Re: Problems with DistributionFitTest
- To: mathgroup at smc.vnet.net
- Subject: [mg122569] Re: Problems with DistributionFitTest
- From: Ray Koopman <koopman at sfu.ca>
- Date: Tue, 1 Nov 2011 06:58:11 -0500 (EST)
- Delivered-to: l-mathgroup@mail-archive0.wolfram.com
- References: <j8nuqm$egv$1@smc.vnet.net>
On Oct 31, 10:07 pm, fd <fdi... at gmail.com> wrote: > Dear Group > > I'm not a specialist in statistics, but I spoke to one who found this > behaviour dubious. > > Before using DistributionFitTest I was doing some tests with the > normal distribution, like this > > data = RandomVariate[NormalDistribution[], 10000]; > > DistributionFitTest[data] > > 0.0312946 > > According to the documentation "A small p-value suggests that it is > unlikely that the data came from dist", and that the test assumes the > data is normally distributed > > I found this result for the p-value to be really low, if I re-run the > code I often get what I would expect (a number greater than 0.5) but > it is not at all rare to obtain p values smaller than 0.05 and even > smaller.
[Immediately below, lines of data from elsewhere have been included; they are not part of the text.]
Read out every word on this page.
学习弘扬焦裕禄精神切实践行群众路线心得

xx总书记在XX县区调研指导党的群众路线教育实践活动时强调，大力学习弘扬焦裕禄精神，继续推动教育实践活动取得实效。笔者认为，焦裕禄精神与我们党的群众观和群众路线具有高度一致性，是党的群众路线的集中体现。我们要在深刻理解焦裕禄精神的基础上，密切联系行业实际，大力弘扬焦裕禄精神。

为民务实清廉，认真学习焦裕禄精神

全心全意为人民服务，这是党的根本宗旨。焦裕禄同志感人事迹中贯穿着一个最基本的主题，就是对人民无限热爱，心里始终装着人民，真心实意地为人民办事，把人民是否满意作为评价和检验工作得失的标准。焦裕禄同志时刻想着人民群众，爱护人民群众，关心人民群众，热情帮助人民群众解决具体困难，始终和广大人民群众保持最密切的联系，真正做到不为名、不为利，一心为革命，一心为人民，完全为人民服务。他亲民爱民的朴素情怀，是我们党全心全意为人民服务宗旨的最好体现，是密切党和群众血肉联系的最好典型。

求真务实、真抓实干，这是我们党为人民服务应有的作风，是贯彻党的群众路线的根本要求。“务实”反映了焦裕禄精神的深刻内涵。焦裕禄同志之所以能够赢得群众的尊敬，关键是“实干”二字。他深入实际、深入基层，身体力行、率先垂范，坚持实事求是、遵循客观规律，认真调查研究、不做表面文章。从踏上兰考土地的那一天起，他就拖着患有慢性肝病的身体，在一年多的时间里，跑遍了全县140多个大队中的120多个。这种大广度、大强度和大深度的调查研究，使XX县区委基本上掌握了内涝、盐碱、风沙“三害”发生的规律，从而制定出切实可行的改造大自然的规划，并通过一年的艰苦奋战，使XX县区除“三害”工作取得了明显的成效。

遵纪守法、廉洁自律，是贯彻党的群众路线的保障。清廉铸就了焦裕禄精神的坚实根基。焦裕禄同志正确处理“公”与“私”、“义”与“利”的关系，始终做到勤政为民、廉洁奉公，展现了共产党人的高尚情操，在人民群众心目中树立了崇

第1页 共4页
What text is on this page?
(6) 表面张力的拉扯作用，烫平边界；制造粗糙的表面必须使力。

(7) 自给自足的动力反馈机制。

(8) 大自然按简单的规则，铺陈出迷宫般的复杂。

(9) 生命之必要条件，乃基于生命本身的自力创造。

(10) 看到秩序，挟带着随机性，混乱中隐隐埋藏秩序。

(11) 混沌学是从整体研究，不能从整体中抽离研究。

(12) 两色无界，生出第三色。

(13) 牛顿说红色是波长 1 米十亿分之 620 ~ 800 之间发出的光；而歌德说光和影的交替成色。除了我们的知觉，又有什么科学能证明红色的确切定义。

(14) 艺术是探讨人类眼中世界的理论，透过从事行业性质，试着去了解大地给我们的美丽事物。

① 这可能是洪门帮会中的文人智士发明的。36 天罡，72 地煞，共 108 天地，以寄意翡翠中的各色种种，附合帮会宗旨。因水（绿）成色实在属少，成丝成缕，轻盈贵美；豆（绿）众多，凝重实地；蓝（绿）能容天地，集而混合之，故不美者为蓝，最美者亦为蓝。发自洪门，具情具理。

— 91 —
Through multiple re-runs I notice it fluctuates by orders of > magnitude. > > The statistician I consulted with found this weird since the data was > drawn from a a normal distribution and the sample size is big, > especially because the Pearson X2 test also fluctuates like this: > > H=DistributionFitTest[data, Automatic, "HypothesisTestData"]; > > H["TestDataTable", All] > > Is this a real issue? > > Any thougths > > Best regards > Felipe If the data were generated by the distribution for which you are testing then, no matter what the sample size is, the p-value is a sample from a Uniform[0,1] distribution, so 5% of the time it should be < .05, etc.